Fran miró con atención la oscuridad durante unos instantes, luego volvió la cabeza. La verja resultaba invisible ahora, pero el césped se extendía delante de ellos sin dar la menor señal de terminar. Se pasó la lengua por los labios.

—Háblale a Esti —dijo, y señaló a la oscuridad—. Háblale, como si estuviera aquí y la saludáramos y nos dirigiéramos a su encuentro.

—Sí...

Valía la pena intentarlo; podía concentrar la conciencia y aplastar los pensamientos subconscientes. Sintiéndose algo ridícula, Índigo levantó la voz.

—Esti. —«Imagina que se acerca a ti. Está bien, no está hechizada: no es más que la Esti que siempre has conocido»—. ¡Esti!

—¡Esti! —La voz de Fran se unió a la suya—. En el nombre de la Madre, ¿dónde has estado? Te hemos buscado como locos. ¿Por qué has huido?

El muchacho mostraba una amplia sonrisa, apelaba a todos sus recursos artísticos, representaba su papel a la perfección. Estimulada por su ejemplo, Índigo pensó en la Compañía Cómica Brabazon y se dijo con determinación que esto no era más que otra representación, sobre un desvencijado escenario de madera, bajo la luz de las antorchas, ante una multitud que esperaba que se la distrajera.

—No te enojes con ella, Fran —dijo, entrando en el juego y reuniendo nueva confianza— No ha pasado nada malo, y volvemos a estar juntos.

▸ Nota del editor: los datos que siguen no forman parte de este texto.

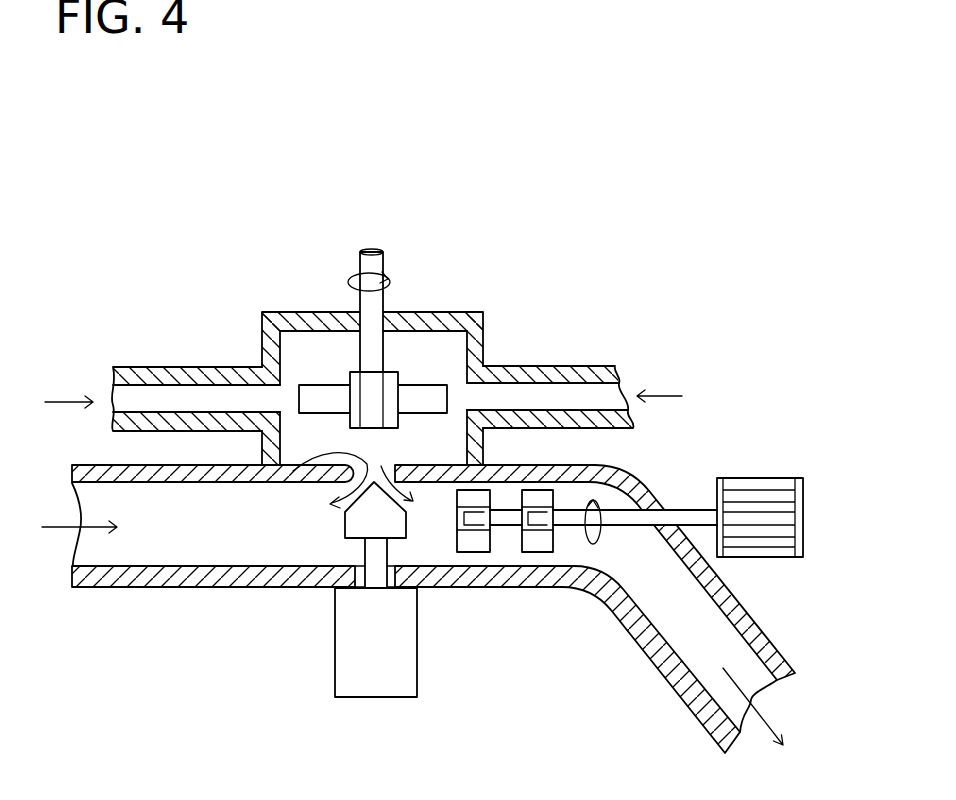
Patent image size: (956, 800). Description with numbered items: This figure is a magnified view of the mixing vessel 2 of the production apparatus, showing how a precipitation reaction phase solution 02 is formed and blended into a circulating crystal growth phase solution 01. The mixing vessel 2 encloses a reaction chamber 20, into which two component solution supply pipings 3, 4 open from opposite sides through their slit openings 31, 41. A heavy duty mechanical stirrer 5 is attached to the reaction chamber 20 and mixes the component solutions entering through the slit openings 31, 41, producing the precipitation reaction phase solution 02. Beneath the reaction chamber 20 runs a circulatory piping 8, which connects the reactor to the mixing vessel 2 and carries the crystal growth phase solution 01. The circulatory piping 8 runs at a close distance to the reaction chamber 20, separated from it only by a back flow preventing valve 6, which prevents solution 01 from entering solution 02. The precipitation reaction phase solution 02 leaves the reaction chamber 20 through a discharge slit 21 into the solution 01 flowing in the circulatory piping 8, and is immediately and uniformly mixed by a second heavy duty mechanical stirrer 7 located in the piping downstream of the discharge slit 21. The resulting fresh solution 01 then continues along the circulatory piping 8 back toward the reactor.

The mixing vessel 2 is at (303, 312).
The reaction chamber 20 is at (428, 343).
The discharge slit 21 is at (291, 476).
The component solution supply piping 3 is at (145, 366).
The slit opening 31 is at (257, 405).
The component solution supply piping 4 is at (578, 364).
The slit opening 41 is at (495, 395).
The heavy duty mechanical stirrer 5 is at (380, 263).
The back flow preventing valve 6 is at (335, 664).
The heavy duty mechanical stirrer 7 is at (686, 520).
The circulatory piping 8 is at (160, 589).
The crystal growth phase solution 01 is at (411, 647).
The precipitation reaction phase solution 02 is at (353, 485).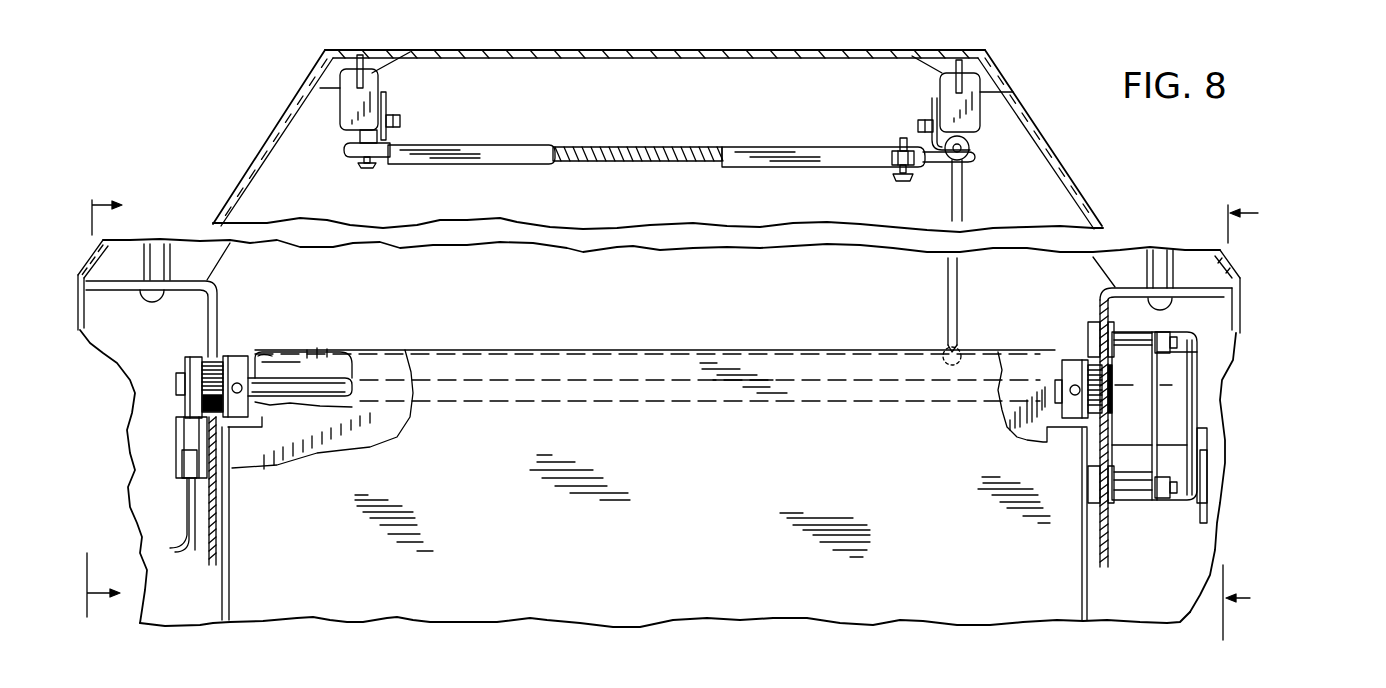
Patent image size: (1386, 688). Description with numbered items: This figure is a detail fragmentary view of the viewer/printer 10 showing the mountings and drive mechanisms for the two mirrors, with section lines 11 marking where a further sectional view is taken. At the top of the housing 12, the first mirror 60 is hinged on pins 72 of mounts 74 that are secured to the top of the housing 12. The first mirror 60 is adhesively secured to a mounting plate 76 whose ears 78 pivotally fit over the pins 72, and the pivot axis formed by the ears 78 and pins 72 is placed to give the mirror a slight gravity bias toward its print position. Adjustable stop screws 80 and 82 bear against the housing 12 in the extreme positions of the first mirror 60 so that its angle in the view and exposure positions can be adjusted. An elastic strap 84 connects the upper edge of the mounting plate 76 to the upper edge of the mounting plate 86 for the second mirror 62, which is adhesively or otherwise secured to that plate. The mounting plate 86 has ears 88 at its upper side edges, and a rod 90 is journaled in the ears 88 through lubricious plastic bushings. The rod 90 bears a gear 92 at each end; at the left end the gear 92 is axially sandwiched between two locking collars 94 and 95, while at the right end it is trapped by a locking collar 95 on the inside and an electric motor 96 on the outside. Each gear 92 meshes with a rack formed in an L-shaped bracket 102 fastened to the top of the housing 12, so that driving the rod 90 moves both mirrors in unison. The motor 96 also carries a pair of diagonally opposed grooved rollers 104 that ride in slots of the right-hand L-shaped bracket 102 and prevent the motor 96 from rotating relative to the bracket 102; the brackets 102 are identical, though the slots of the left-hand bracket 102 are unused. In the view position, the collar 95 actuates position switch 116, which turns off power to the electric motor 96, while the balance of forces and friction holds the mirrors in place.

The viewer/printer 10 is at (1256, 421).
The section line 11 is at (127, 403).
The housing 12 is at (1068, 176).
The first mirror 60 is at (645, 163).
The second mirror 62 is at (491, 480).
The pins 72 is at (400, 121).
The mounts 74 is at (336, 112).
The mounting plate 76 is at (745, 150).
The ears 78 is at (386, 102).
The adjustable stop screw 80 is at (363, 169).
The adjustable stop screw 82 is at (896, 181).
The elastic strap 84 is at (962, 201).
The mounting plate 86 is at (375, 352).
The ears 88 is at (258, 353).
The rod 90 is at (316, 376).
The gear 92 is at (213, 363).
The locking collar 94 is at (240, 357).
The locking collar 95 is at (187, 370).
The electric motor 96 is at (1182, 397).
The L-shaped bracket 102 is at (216, 302).
The grooved rollers 104 is at (1098, 322).
The position switch 116 is at (176, 421).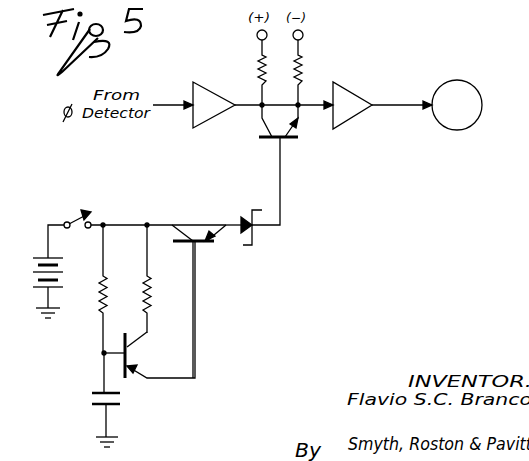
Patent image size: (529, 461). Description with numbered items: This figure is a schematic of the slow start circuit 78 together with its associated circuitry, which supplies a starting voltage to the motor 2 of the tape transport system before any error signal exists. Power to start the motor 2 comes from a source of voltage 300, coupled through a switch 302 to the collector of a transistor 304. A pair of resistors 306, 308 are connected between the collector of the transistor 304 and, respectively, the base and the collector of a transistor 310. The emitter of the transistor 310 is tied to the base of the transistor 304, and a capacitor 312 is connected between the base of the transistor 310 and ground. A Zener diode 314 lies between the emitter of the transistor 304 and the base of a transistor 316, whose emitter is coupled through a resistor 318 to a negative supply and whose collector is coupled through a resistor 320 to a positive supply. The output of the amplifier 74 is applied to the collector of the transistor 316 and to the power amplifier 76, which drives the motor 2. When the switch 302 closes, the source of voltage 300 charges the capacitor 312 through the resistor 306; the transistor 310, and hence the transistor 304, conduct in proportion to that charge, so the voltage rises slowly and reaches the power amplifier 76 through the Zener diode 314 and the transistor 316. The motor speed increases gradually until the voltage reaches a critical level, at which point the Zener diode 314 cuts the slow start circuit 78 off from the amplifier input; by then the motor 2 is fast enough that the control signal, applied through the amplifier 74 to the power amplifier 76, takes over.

The motor 2 is at (466, 84).
The amplifier 74 is at (197, 120).
The power amplifier 76 is at (350, 95).
The slow start circuit 78 is at (245, 269).
The source of voltage 300 is at (62, 275).
The switch 302 is at (93, 214).
The transistor 304 is at (212, 244).
The resistor 306 is at (106, 290).
The resistor 308 is at (150, 302).
The transistor 310 is at (130, 380).
The capacitor 312 is at (95, 393).
The Zener diode 314 is at (244, 218).
The transistor 316 is at (285, 139).
The resistor 318 is at (302, 82).
The resistor 320 is at (259, 80).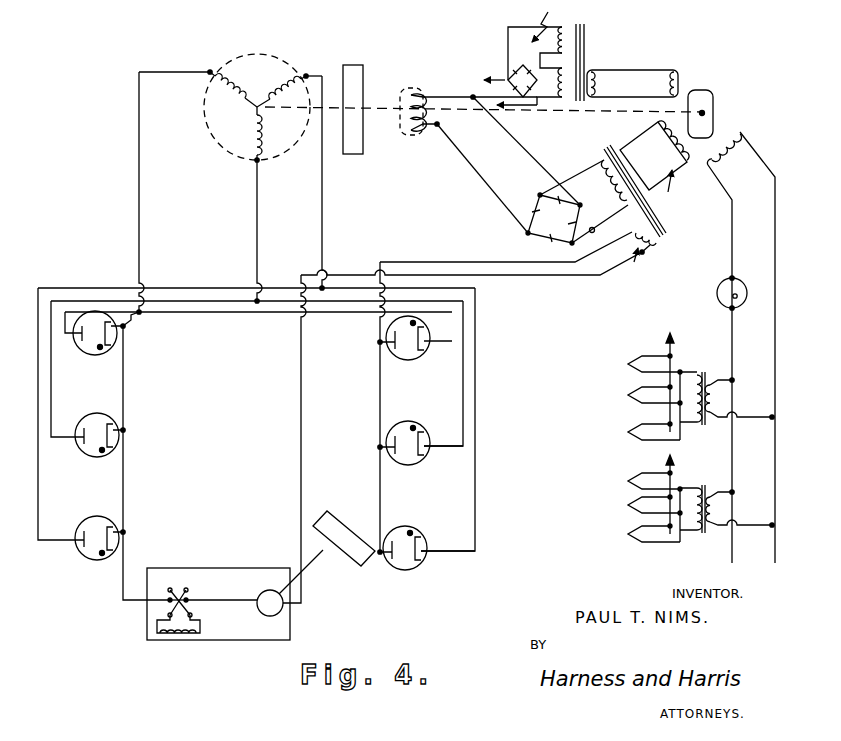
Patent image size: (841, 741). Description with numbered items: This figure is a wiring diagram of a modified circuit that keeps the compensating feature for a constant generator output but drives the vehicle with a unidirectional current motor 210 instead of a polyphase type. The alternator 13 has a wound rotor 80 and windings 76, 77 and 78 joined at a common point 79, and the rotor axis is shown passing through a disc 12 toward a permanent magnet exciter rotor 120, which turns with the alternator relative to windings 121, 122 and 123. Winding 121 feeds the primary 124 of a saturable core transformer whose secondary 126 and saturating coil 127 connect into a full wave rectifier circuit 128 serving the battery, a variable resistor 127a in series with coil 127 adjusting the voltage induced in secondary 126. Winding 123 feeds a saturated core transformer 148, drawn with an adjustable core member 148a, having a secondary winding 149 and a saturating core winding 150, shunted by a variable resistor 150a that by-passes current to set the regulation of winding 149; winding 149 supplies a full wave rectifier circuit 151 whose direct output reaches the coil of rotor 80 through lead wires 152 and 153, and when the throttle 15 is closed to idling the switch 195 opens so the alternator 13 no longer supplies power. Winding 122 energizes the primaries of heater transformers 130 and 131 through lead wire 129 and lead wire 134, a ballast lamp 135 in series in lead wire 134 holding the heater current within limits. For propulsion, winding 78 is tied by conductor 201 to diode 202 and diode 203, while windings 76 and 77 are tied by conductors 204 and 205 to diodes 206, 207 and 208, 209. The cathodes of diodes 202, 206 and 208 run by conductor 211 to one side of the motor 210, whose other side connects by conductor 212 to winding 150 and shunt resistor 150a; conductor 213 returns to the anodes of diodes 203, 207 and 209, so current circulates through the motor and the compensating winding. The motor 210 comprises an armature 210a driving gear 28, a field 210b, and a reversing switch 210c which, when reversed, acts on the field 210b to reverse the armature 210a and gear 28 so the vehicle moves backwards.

The alternator 13 is at (283, 60).
The alternator winding 78 is at (233, 86).
The common point of alternator 79 is at (262, 95).
The alternator winding 77 is at (250, 128).
The alternator winding 76 is at (482, 104).
The disc 12 is at (364, 72).
The wound rotor 80 is at (420, 86).
The variable resistor 127a is at (524, 21).
The saturating coil 127 is at (560, 42).
The full wave rectifier circuit 128 is at (505, 84).
The secondary 126 is at (531, 89).
The primary 124 is at (597, 84).
The alternator winding 121 is at (679, 73).
The permanent magnet exciter rotor 120 is at (714, 100).
The lead wire 152 is at (522, 150).
The lead wire 153 is at (453, 147).
The full wave rectifier circuit 151 is at (537, 188).
The switch 195 is at (598, 229).
The throttle 15 is at (593, 244).
The saturated core type transformer 148 is at (604, 148).
The secondary winding 149 is at (607, 183).
The alternator winding 123 is at (655, 154).
The adjustable core member 148a is at (670, 190).
The saturating core winding 150 is at (644, 228).
The variable resistor 150a is at (618, 258).
The alternator winding 122 is at (722, 167).
The lead wire 129 is at (776, 228).
The ballast lamp 135 is at (717, 293).
The lead wire 134 is at (732, 322).
The transformer 130 is at (702, 373).
The transformer 131 is at (702, 488).
The conductor 201 is at (140, 178).
The conductor 205 is at (258, 216).
The conductor 204 is at (323, 190).
The conductor 213 is at (496, 262).
The conductor 212 is at (550, 285).
The conductor 211 is at (124, 466).
The diode 202 is at (92, 355).
The diode 208 is at (93, 457).
The diode 206 is at (95, 560).
The diode 203 is at (408, 360).
The diode 209 is at (406, 465).
The diode 207 is at (408, 570).
The gear 28 is at (352, 568).
The unidirectional current motor 210 is at (218, 597).
The reversing switch 210c is at (172, 588).
The field 210b is at (192, 617).
The armature 210a is at (262, 614).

—Cierto, pero, Esti, si nos vuelves a dar otro susto como éste, te... —Pero no pudo articular ningún sonido porque las palabras se ahogaron en su garganta.

Sucedió tan rápido que Índigo siguió andando algunos pasos por delante de Fran antes de que la sorpresa la obligara a detenerse con un sobresalto. Un momento antes no había existido nada excepto el interminable césped que se perdía delante de ellos; pero al momento siguiente, el césped había desaparecido y una pared de piedra les cerraba el paso. Un arco se abría en la pared, y bajo su piedra angular había una mujer de rojos cabellos.